At the core of IAP2 are values that allow us to move beyond processes of engagement to build community resilience. In 2012, the Vancouver Foundation published a ground-breaking report titled Connections and Engagement. In it, the Foundation surveyed 3,841 people across Metro Vancouver in order to measure people’s connections to their community. They found that “most neighbourhood connections in Metro Vancouver are weak, most residents do not participate in any form of community activity, and forging meaningful relationships is a challenge for many, particularly across barriers of difference such as ethnicity”. The most cited obstacle to proactively participating in their neighbourhood was that people feel they have little to offer.
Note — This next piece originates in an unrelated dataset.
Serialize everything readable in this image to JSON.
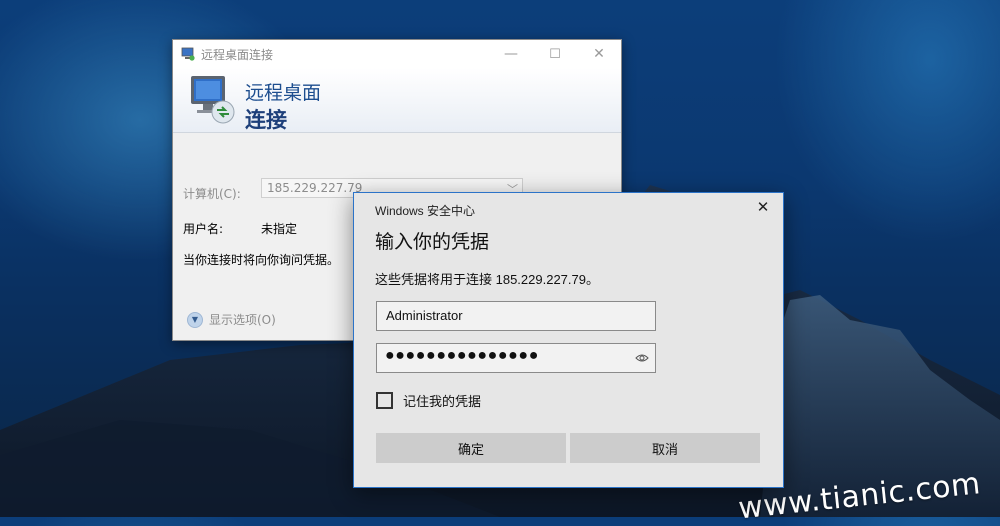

Interestingly, the Vancouver Foundation report also found that people who were not involved or connected with their neighbours were also less likely to participate in civic life. Social involvement and inclusion, therefore, do not only affect the quality of our everyday life in the city, but also directly impact resident’s engagement with local government. And since government is experiencing Canada-wide trends of low voter turnout and, according to the Edelman TrustBarometer, broad mistrust in the institution of government, it is time we took a more values-based approach to engagement.
Understanding the importance of neighbour-to-neighbour connections to civic involvement has helped us at the City of Vancouver shift our public engagement focus from per-project transactions to fostering relationship-building opportunities. When we are developing programs or events, we think about the ways in which the format will encourage connections between residents and build longer-term relationships with the City. The creation of our Mayor’s Engaged City Task Force was shaped by this goal, which has permeated its recommendations. Fostering resilient communities is an important foundational goal for all governments, at any level. I am delighted to help the IAP2 provide guidance and support for local communities who wish to bolster social connectivity, political participation, and community resilience.